Auf den Bühnen des Zeitgeists

Reihe zu Klampen Essay

Herausgegeben von

Anne Hamilton

Gerhard Stadelmaier, geboren 1950, studierte Germanistik und Geschichte an der Eberhard Karls Universität Tübingen. Von 1978 bis 1989 war er Redakteur der »Stuttgarter Zeitung«, wechselte dann zur »Frankfurter Allgemeinen Zeitung«, wo er bis 2015 das Ressort Theater und Theaterkritik leitete. Zuletzt sind von ihm erschienen: »Parkett, Reihe 6, Mitte. Meine Theatergeschichte« (2010) und »Liebeserklärungen. Große Schauspieler, große Figuren« (2012).

Inhalt

Cover

Titel

Der Autor

Zitate

Kopf hoch! Aber plötzlich! Das ist ein Überfall!

Und schier in Zähren wir ersaufen

Sentimentales Zwischenspiel mit Aylan, Angela, Nathan, Hamlet und anderen Flüchtlingskindern

Immer mehr Kultur, immer weniger Kritik

Szene mit Chefredakteur

Und was ist mit der Kritik? Was hat sie dabei noch verloren?

Türen und Toren

Der schöne Traum vom autonomen Kopf

Die Bühne als Zeitgeistmaschine

Was ist überhaupt und zu welchem Ende erdulden wir Regietheater?

Unter Pestbeulen

Auf einer Probebühne

Wunder aber gibt es immer wieder

Nennen wir es lieber Regisseurstheater

Nachspiel

Theatralische Zeitgeisterfahrt in einem Zug

Impressum

Die Zeit, die ist ein sonderbares Ding.

Wenn man so hinlebt, ist sie rein gar nichts.

Aber dann auf einmal,

da spürt man nichts als sie.

Hugo von Hofmannsthal, »Der Rosenkavalier«, 1. Akt

Was also ist die Zeit? Wenn mich niemand darnach fragt,

dann weiß ich es; soll ich es aber einem Frager klarmachen,

dann weiß ich es nicht; trotzdem aber behaupte ich voller

Selbstvertrauen, ich wüsste, dass es keine Vergangenheit gäbe,

wenn die Zeit nicht abliefe, und keine Zukunft, wenn nichts herankäme,

und keine Gegenwart, wenn nichts gegenwärtig wäre.
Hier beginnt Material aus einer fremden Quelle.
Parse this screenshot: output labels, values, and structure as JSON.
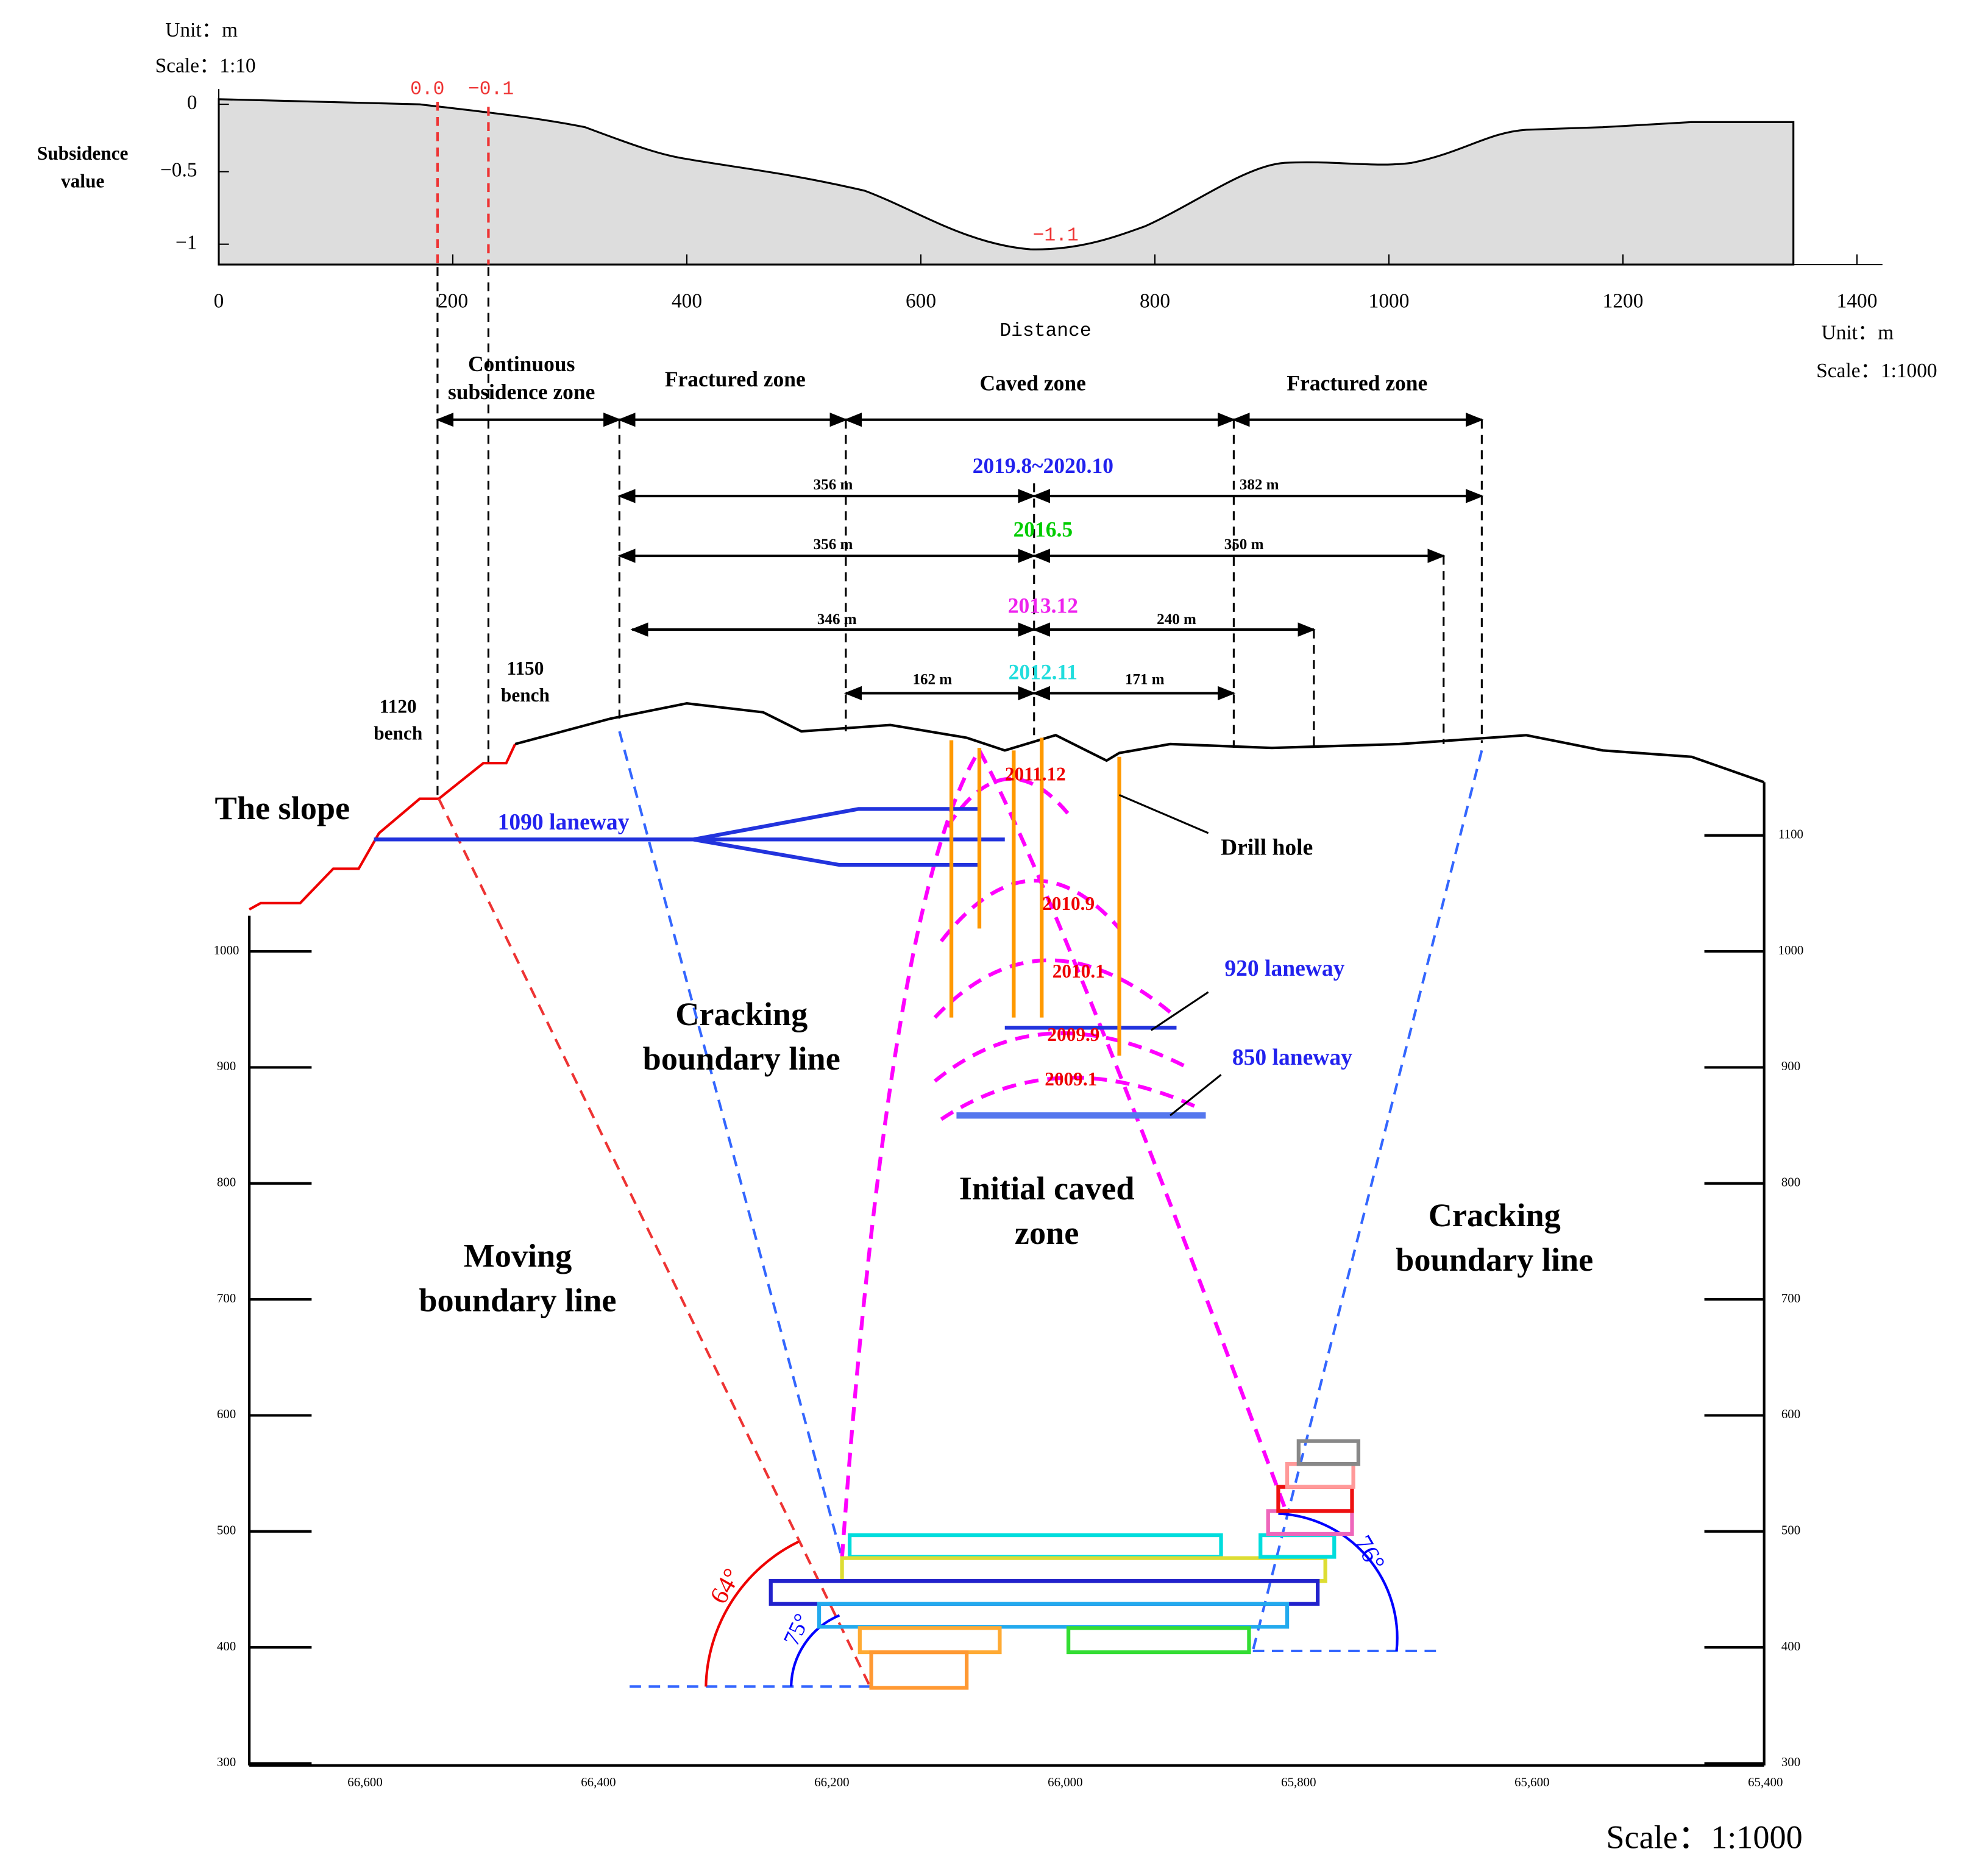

Aurelius Augustinus, »Confessiones«, XI. Buch

Die Zeit geht nicht, sie stehet still,

Wir ziehen durch sie hin;

Sie ist ein Karawanserei,

Wir sind die Pilger drin.

Ein Etwas, form- und farbenlos,

Das nur Gestalt gewinnt,

Wo ihr drin auf und nieder taucht,

Bis wieder ihr zerrinnt.

Gottfried Keller, Sämtl. Werke und Briefe, 3. Band

Theater. Wenn ich bedenke, dass Gott,

der alles sieht, sich das hier auch ansehen muss!

Jules Renard, »Tagebuch«

Kopf hoch! Aber plötzlich! Das ist ein Überfall!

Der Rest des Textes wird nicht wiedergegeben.